В Софийском соборе в те годы были часты парадные архиерейские службы. Митрополитом киевским был умный, просвещенный Платон. Он жил тогда не в Лавре, как его преемники, а тут же против Софийского собора, в старинном, времен гетманов, так называемом митрополичьем доме и часто служил в старой Софии.

В те времена был в полной славе своей хор Калишевского[168], а в этом прекрасном хоре дивный мальчик, по словам Васнецова, похожий на моего Варфоломея, только с темными волосами, Гриша Черничук, с изумительным по красоте тембра голосом (дискантом), таким задушевным, глубоко трогательным и трагичным.

Потом я слышал много прекрасных голосов женских, мужских и детских, были среди них и феномены, как Мазини, Зембрих, и лишь два итальянских голоса остались в моей памяти, как равные Грише по красоте тембра и по особому, глубокому чувству.

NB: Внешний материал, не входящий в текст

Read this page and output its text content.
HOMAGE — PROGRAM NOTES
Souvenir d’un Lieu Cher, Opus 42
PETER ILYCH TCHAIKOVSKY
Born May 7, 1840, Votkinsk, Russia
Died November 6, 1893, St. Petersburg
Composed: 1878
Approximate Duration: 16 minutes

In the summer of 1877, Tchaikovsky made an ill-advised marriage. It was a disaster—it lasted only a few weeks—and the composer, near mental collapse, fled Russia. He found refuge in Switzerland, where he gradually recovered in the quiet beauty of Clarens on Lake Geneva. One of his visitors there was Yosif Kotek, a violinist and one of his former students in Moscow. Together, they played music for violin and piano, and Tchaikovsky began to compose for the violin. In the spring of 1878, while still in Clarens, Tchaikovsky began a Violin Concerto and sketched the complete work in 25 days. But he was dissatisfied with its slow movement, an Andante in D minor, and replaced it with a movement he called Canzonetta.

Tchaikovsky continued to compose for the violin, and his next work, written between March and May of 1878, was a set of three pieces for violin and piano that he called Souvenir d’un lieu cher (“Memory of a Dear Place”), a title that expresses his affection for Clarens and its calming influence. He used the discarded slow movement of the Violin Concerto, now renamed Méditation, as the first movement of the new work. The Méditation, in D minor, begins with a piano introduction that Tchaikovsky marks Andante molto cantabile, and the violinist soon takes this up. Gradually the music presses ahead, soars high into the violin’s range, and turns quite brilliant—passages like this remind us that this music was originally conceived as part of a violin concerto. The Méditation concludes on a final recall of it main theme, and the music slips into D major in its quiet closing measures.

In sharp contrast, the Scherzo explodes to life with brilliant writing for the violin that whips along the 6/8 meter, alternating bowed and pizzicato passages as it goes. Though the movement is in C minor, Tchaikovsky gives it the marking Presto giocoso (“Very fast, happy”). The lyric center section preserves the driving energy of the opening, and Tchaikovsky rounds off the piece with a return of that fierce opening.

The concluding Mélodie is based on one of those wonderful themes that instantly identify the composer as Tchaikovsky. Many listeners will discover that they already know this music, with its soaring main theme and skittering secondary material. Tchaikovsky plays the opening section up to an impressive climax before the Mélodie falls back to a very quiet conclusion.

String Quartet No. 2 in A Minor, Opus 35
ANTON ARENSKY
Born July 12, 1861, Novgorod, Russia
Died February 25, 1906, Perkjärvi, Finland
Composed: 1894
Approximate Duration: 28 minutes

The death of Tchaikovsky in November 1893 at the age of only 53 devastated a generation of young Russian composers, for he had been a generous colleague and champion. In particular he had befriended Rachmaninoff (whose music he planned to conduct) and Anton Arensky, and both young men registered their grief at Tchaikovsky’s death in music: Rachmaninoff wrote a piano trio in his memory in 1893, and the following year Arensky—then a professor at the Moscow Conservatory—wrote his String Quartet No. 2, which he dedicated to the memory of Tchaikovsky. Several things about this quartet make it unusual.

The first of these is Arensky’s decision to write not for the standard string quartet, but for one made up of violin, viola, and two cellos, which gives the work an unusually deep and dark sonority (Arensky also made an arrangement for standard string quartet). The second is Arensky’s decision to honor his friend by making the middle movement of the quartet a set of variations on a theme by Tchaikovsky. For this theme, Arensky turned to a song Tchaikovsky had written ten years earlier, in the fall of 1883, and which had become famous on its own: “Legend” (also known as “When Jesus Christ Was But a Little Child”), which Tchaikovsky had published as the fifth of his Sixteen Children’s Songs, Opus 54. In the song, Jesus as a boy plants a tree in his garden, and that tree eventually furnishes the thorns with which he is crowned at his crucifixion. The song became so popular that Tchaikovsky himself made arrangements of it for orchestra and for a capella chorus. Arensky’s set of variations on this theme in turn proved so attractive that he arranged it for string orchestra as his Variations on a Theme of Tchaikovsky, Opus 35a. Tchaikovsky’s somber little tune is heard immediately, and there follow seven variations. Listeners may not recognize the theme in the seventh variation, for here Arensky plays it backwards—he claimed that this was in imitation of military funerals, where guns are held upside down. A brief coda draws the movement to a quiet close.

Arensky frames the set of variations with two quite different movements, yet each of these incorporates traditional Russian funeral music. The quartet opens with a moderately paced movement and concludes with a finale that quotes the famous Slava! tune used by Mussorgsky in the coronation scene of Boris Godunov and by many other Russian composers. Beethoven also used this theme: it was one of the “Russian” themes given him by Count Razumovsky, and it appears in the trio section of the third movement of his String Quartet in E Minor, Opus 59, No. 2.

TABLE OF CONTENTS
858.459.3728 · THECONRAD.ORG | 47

Первый — это был голос (разговорный) Элеоноры Дузэ, второй — сопрано кастрата, слышанный мной в соборе Петра в Риме в день Петра и Павла, когда там пела знаменитая Сикстинская капелла в полном составе.

Гриша продержался в хоре Калишевского года три-четыре. Потом голос спал, Гриша вырос и, говорят, спился. В те дни не только весь Киев знал и любил Гришу, но им заслушивался, проездом через Киев в давыдовскую Каменку, Чайковский. И мы тогда часто видали Петра Ильича недалеко от себя в Софийском соборе упивавшимся дивным голосом Гриши.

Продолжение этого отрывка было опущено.